Pink Triangle Trust donates funds to the CEMB
DESPITE the fact that the Sultan of Brunei – Hassanal Bolkiah, above – has done a u-turn on his plan to use newly-introduced Sharia laws to execute homosexuals in the face of international condemnation, the Council of Ex-Muslims of Britain (CEMB) is going ahead with a protest outside Brunei’s London Embassy.
The protest, part of a number of events the CEMB is planning for the run-up to Gay Pride in London on July 6, will take place on June 17. The Pink Triangle Trust has donated £1,000 to the organisation to help with its Pride participation costs.
Prior to Brunei protest, the organisation will will be holding a “fast-defying picnic” on June 1 at 1 pm and is asking for “refuseniks” to send in Ramadan stories using the hashtag #FastDefyingRamadanStories, #FastDefyingMyRight. To register to attend the picnic or publish your stories on social media during the month of Ramadan, please email firstname.lastname@example.org.
The CEMB claims that forcing children to fast during Ramadan is a form of child abuse.
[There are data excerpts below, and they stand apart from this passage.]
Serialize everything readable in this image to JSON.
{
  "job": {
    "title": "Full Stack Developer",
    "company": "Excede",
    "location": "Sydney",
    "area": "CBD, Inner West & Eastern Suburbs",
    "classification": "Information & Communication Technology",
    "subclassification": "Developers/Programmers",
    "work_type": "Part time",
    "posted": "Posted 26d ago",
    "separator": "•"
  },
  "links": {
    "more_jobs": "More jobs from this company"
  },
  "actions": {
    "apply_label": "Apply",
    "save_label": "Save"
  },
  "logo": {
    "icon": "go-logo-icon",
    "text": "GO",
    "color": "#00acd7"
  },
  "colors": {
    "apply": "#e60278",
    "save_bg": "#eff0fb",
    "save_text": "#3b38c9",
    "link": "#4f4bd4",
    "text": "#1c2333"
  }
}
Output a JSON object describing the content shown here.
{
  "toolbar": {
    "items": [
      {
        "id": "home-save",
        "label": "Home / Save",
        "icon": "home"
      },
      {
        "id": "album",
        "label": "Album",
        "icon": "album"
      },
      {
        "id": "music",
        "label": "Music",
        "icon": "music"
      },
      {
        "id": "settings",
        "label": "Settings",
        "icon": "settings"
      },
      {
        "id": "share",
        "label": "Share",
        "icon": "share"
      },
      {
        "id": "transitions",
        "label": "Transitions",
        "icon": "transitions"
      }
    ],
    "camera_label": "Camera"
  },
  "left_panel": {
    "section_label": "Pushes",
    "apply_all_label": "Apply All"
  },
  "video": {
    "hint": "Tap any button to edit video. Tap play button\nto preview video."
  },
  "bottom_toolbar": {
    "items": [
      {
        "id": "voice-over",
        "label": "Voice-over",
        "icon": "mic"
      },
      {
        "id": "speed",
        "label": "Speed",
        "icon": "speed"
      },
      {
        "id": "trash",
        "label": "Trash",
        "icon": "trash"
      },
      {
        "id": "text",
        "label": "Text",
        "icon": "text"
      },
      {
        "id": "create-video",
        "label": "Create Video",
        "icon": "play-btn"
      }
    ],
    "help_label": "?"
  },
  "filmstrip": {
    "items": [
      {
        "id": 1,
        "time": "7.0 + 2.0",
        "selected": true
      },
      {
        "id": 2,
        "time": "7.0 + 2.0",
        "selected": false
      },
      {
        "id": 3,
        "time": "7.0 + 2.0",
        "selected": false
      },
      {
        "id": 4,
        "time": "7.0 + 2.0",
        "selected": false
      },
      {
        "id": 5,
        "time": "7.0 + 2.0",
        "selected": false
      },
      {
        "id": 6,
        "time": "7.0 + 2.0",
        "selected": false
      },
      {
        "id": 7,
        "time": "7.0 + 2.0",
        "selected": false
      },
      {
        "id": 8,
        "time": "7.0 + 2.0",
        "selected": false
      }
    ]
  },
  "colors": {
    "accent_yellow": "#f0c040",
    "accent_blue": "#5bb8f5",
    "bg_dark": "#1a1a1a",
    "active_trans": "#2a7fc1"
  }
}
Being forced to not eat or drink water for an entire month for 12+ hours a day is clearly harmful to children and child development. It causes sickness, dizziness, migraines, sunstrokes, lack of focus and tiredness as a result of dehydration or lack of sustenance.
It can also lead to depression, anxiety, mood swings, irritability, anger, apathy, reduced alertness, diminished comprehension … Children have been known to faint at school as a result.
Adults, of course, can fast if they choose. It’s important to remember that there is a corresponding right NOT to fast if one chooses not to. Nonetheless, when it comes to children, imposing fasting rules is child abuse and neglect.
The CEMB has fought hard to take part in Gay Pride after the East London Mosque and the Islamic organisation, Mend, filed official complaints in 2017 over “Islamophobic” and “blasphemous” placards displayed at Pride 2017.
CEMB supporters at London Pride have been accused of ‘blasphemy’ and ‘Islamophobia’
It took Pride organisers eight months months to finally allow the CEMB to march again in 2018 after it vigorously took a stand against the “normalising” of blasphemy. It says:
Since our first participation in Pride, we have worked hard to explain the difference between apostasy/blasphemy and bigotry, to show how minorities within minorities have the right to think and live differently, highlight how homophobia is a pillar of the Islamist movement and that LGBT rights are intrinsically linked to the rights of other minorities, like ex-Muslims and women. We have also tried to reach out to Muslim LGBT groups.
We understand very well the similarities between LGBT Muslims and LGBT ex-Muslims. Both face the same backlash from family and community. LGBT Muslims are ostracised due to their sexuality and LGBT ex-Muslims are disowned for both the sexuality and their apostasy.
Also, CEMB works with a large number of refugees and asylum seekers, all of whom are apostates and some of whom are LGBT. Pride is particularly important to our members as one of the few public spaces where ex-Muslim and gay members can openly assert themselves without fear.
Our work is particularly important given the recent religious justification of homophobia at the Parkfield school in Birmingham …
CEMB is the only group that is critical of Islamic homophobia, focuses on the death penalty in Islamic states, and attempts to normalise and celebrate LGBT rights as well as apostasy and blasphemy.
This year, in July 2019, CEMB will hold a panel discussion bringing together both Muslim and Ex-Muslim speakers to talk about LGBT rights, apostasy and blasphemy. It will be an evening of film, poetry and raise important questions that are matters of life and death for many of us.
We will also be marching again in Gay Pride.
Both the evening event and Pride march will help us highlight the existence of both Muslim and apostate LGBT and will assert the human right to live as we choose, without threats, shunning or persecution.
The funds raised via this crowdfunding page will go towards the organising of the evening LGBT event, including a panel discussion, film screening and poetry. Costs include venue costs, travel and accommodation of speakers and security costs. The funds will also help us establish an exhibition of our iconic actions in defence of gay rights and apostasy, which will be shown at the event.
The funds will also enable us to take part in the London Pride parade and funds raised will be put towards the cost of the application to take part in the parade, placards and banners, props and outfits for those taking part and more …
Thank you so much for those of you who are able to donate; without you we will not be able to carry out our important work, which makes such a difference to the lives of those forced to suffer in silence or forced to live in the closet – be that the LGBT closet, or the apostasy closet.
The CEMB is both a support service and a campaigning group for the right of individuals that have left Islam. It exists because apostates from Islam, blasphemers and atheists are executed in a large number of Islamic states. Their only crime being to think for themselves. The very same states, and more – 15 to be exact – also punish homosexuality with the death penalty.